Das Ergebnis der Formschwäche in der Dortmunder Offensivabteilung ist, dass der letzte Treffer aus dem Spiel heraus gegen den VfB Stuttgart am 11. Spieltag fiel. Lässt man das DFB-Pokal-Spiel gegen den 1. FC Saarbrücken und die Partie gegen Neapel einmal außen vor, war Dortmund in den vergangenen fünf Partien nur nach Standards erfolgreich. Keine wirklich gute Statistik für eine Mannschaft, die als eines der besten Umschalt-Teams der Welt gilt.
Verletzungsmisere betrifft nur die Defensive
Zumal die Verletzungsmisere fast ausschließlich die Defensive betrifft. Hummels, Subotic, Schmelzer, Piszczek, Bender und Kehl sind nicht unbedingt für das eigentlich bekannte Offensiv-Feuerwerk der Borussen verantwortlich. Einzig Gündogan ist ein Ausfall in der Kreativzentrale - doch gerade diesen kann sein eigentlicher Backup Nuri Sahin derzeit nicht ersetzen.
In der Saison 2010/11 drückte der Türke dem BVB-Spiel ähnlich den Stempel auf, wie es Gündogan in der Rückrunde der letzten Saison tat. Daher erhoffte man sich im Signal-Iduna-Park eine ähnliche Leistung von Gündogans Vorgänger-Nachfolger - doch dem ist nicht so. Zwar weist der 25-Jährige eine ordentlich Passstatistik (laut OPTA knapp 78 Prozent erfolgreiche Pässe in der CL) auf, dennoch kommt er nicht an die Form aus dem ersten Meisterjahr heran. Zu wenig zeigt sich Sahin als Bindeglied zwischen Defensive und Offensive, zu selten ist er das geforderte Herzstück der Borussia. Fraglich bleibt auch, ob er mit Außenbandanriss im abschließenden Gruppenspiel überhaupt auflaufen kann.

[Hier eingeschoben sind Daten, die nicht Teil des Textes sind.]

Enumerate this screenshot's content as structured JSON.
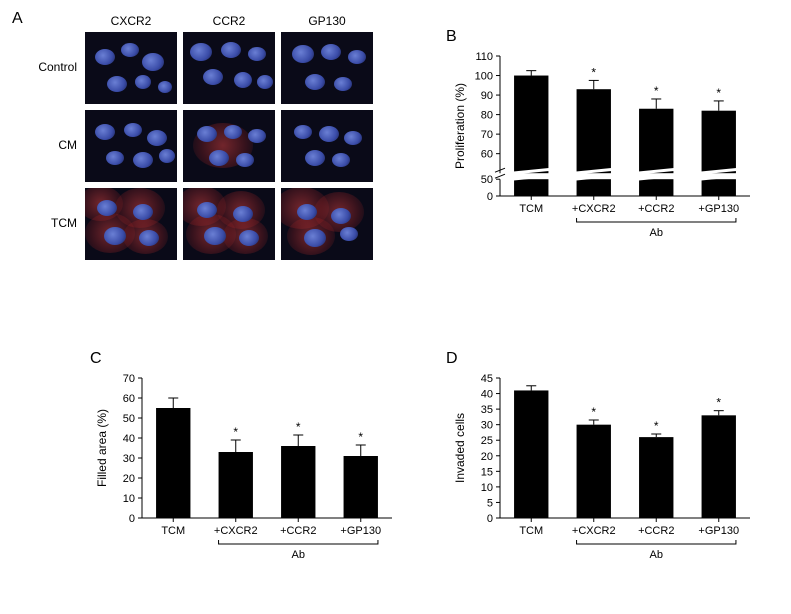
{
  "panelA": {
    "label": "A",
    "col_headers": [
      "CXCR2",
      "CCR2",
      "GP130"
    ],
    "row_headers": [
      "Control",
      "CM",
      "TCM"
    ],
    "cells": [
      [
        {
          "red": false,
          "nuclei": [
            [
              20,
              25,
              20,
              16
            ],
            [
              45,
              18,
              18,
              14
            ],
            [
              68,
              30,
              22,
              18
            ],
            [
              32,
              52,
              20,
              16
            ],
            [
              58,
              50,
              16,
              14
            ],
            [
              80,
              55,
              14,
              12
            ]
          ]
        },
        {
          "red": false,
          "nuclei": [
            [
              18,
              20,
              22,
              18
            ],
            [
              48,
              18,
              20,
              16
            ],
            [
              74,
              22,
              18,
              14
            ],
            [
              30,
              45,
              20,
              16
            ],
            [
              60,
              48,
              18,
              16
            ],
            [
              82,
              50,
              16,
              14
            ]
          ]
        },
        {
          "red": false,
          "nuclei": [
            [
              22,
              22,
              22,
              18
            ],
            [
              50,
              20,
              20,
              16
            ],
            [
              76,
              25,
              18,
              14
            ],
            [
              34,
              50,
              20,
              16
            ],
            [
              62,
              52,
              18,
              14
            ]
          ]
        }
      ],
      [
        {
          "red": false,
          "redcyto": [],
          "nuclei": [
            [
              20,
              22,
              20,
              16
            ],
            [
              48,
              20,
              18,
              14
            ],
            [
              72,
              28,
              20,
              16
            ],
            [
              30,
              48,
              18,
              14
            ],
            [
              58,
              50,
              20,
              16
            ],
            [
              82,
              46,
              16,
              14
            ]
          ]
        },
        {
          "red": true,
          "redcyto": [
            [
              40,
              35,
              60,
              45
            ]
          ],
          "nuclei": [
            [
              24,
              24,
              20,
              16
            ],
            [
              50,
              22,
              18,
              14
            ],
            [
              74,
              26,
              18,
              14
            ],
            [
              36,
              48,
              20,
              16
            ],
            [
              62,
              50,
              18,
              14
            ]
          ]
        },
        {
          "red": false,
          "nuclei": [
            [
              22,
              22,
              18,
              14
            ],
            [
              48,
              24,
              20,
              16
            ],
            [
              72,
              28,
              18,
              14
            ],
            [
              34,
              48,
              20,
              16
            ],
            [
              60,
              50,
              18,
              14
            ]
          ]
        }
      ],
      [
        {
          "red": true,
          "redcyto": [
            [
              15,
              15,
              45,
              35
            ],
            [
              55,
              20,
              50,
              40
            ],
            [
              25,
              45,
              50,
              40
            ],
            [
              60,
              48,
              45,
              35
            ]
          ],
          "nuclei": [
            [
              22,
              20,
              20,
              16
            ],
            [
              58,
              24,
              20,
              16
            ],
            [
              30,
              48,
              22,
              18
            ],
            [
              64,
              50,
              20,
              16
            ]
          ]
        },
        {
          "red": true,
          "redcyto": [
            [
              18,
              18,
              50,
              40
            ],
            [
              58,
              22,
              48,
              38
            ],
            [
              28,
              46,
              50,
              40
            ],
            [
              62,
              48,
              45,
              36
            ]
          ],
          "nuclei": [
            [
              24,
              22,
              20,
              16
            ],
            [
              60,
              26,
              20,
              16
            ],
            [
              32,
              48,
              22,
              18
            ],
            [
              66,
              50,
              20,
              16
            ]
          ]
        },
        {
          "red": true,
          "redcyto": [
            [
              20,
              20,
              55,
              42
            ],
            [
              58,
              24,
              50,
              40
            ],
            [
              30,
              48,
              48,
              38
            ]
          ],
          "nuclei": [
            [
              26,
              24,
              20,
              16
            ],
            [
              60,
              28,
              20,
              16
            ],
            [
              34,
              50,
              22,
              18
            ],
            [
              68,
              46,
              18,
              14
            ]
          ]
        }
      ]
    ]
  },
  "panelB": {
    "label": "B",
    "type": "bar",
    "ylabel": "Proliferation (%)",
    "categories": [
      "TCM",
      "+CXCR2",
      "+CCR2",
      "+GP130"
    ],
    "values": [
      100,
      93,
      83,
      82
    ],
    "errors": [
      2.5,
      4.5,
      5,
      5
    ],
    "stars": [
      false,
      true,
      true,
      true
    ],
    "ylim": [
      0,
      110
    ],
    "ytick_step": 10,
    "break_at": 50,
    "bar_color": "#000000",
    "bracket_label": "Ab",
    "bracket_from": 1,
    "bracket_to": 3,
    "label_fontsize": 12
  },
  "panelC": {
    "label": "C",
    "type": "bar",
    "ylabel": "Filled area (%)",
    "categories": [
      "TCM",
      "+CXCR2",
      "+CCR2",
      "+GP130"
    ],
    "values": [
      55,
      33,
      36,
      31
    ],
    "errors": [
      5,
      6,
      5.5,
      5.5
    ],
    "stars": [
      false,
      true,
      true,
      true
    ],
    "ylim": [
      0,
      70
    ],
    "ytick_step": 10,
    "bar_color": "#000000",
    "bracket_label": "Ab",
    "bracket_from": 1,
    "bracket_to": 3,
    "label_fontsize": 12
  },
  "panelD": {
    "label": "D",
    "type": "bar",
    "ylabel": "Invaded cells",
    "categories": [
      "TCM",
      "+CXCR2",
      "+CCR2",
      "+GP130"
    ],
    "values": [
      41,
      30,
      26,
      33
    ],
    "errors": [
      1.5,
      1.5,
      1,
      1.5
    ],
    "stars": [
      false,
      true,
      true,
      true
    ],
    "ylim": [
      0,
      45
    ],
    "ytick_step": 5,
    "bar_color": "#000000",
    "bracket_label": "Ab",
    "bracket_from": 1,
    "bracket_to": 3,
    "label_fontsize": 12
  }
}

"Nicht die leichteste Situation für uns"
Zu abhängig erscheint Schwarz-Gelb in seinem Offensivspiel inzwischen von Marco Reus. Das Schwächeln des Dribblers hat daher erhebliche Auswirkungen auf die ganze Mannschaft. Hatte er im letzten Jahr noch Mario Götze oder Gündogan an seiner Seite, die mit einer genialen Aktion ein Spiel alleine entscheiden konnten, fehlen ihm in diesem Jahr die Adjutanten, die auch mal die Kohlen aus dem Feuer holen können.
Die Stimmung in Dortmund ist ob der Offensiv-Formkrise alles andere als heiter. "Das ist nicht die leichteste Situation für uns. Es ist keine Situation, in der an jedem Tag die Sonne lacht und alles weltklasse läuft", sagte Jürgen Klopp. Die schwachen Spiele in letzter Zeit haben ihre Spuren hinterlassen. Am schwarz-gelben Himmel herrscht derzeit graue Tristesse.

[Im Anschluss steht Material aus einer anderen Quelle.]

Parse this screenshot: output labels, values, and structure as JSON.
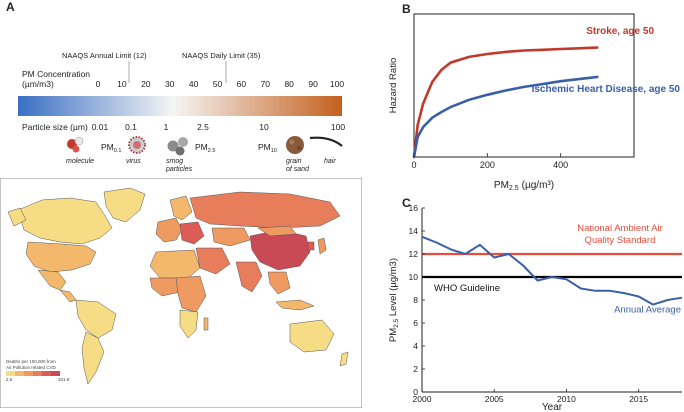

Aber Klopp ist kein Mensch, der nun in Selbstmitleid verfällt und den Teufel an die Wand malt. Vielmehr appelliert er weiter an die eigene Stärke des Teams: "Klar kann uns Marseille wehtun. Aber wir sind auch eine Mannschaft, die dem Gegner wehtun kann", sagte Klopp auf der abschließenden Pressekonferenz am Dienstag.
Auch wenn seine Jungs derzeit nicht vor Selbstvertrauen strotzen, gibt sich der Coach gewohnt optimistisch und verweist auf die Leistung gegen Neapel: "Wir haben gegen eine italienische Mannschaft, die auf ein Unentschieden aus war, gewonnen und dazu noch einen Drei-Tore-Vorsprung rausgeschossen. Das ist nicht so schlecht."
Der Boxer, der auf den Gong hofft
Der BVB geht sowohl physisch als auch psychisch auf dem Zahnfleisch. Die Leistungsträger sind außer Form, aufgrund der Verletzten sind Klopp aufstellungstechnisch die Hände gebunden. Daher kommt die Winterpause für den BVB alles andere als ungelegen. Ab dem 22. Dezember ist Wunden lecken angesagt. Die derzeitigen zehn Punkte hinter den Bayern schmerzen zwar, dennoch steht Dortmund im DFB-Pokal-Viertelfinale und hat am Mittwochabend die Chance mit einem Sieg gegen OM ins Achtelfinale der Champions League einzuziehen. Damit wären zwei wichtige Etappenziele erreicht.
Im letzten Jahr durchflog man die CL-Gruppenphase mit einer Unbekümmertheit, die in ganz Europa bewundert wurde. In diesem Jahr gleicht Dortmund eher einem taumelden Boxer. Bleibt zu hoffen, dass der BVB am Mittwoch in Marseille den finalen Gong hört und an der Cote d'Azur nicht vorher K.o. geht.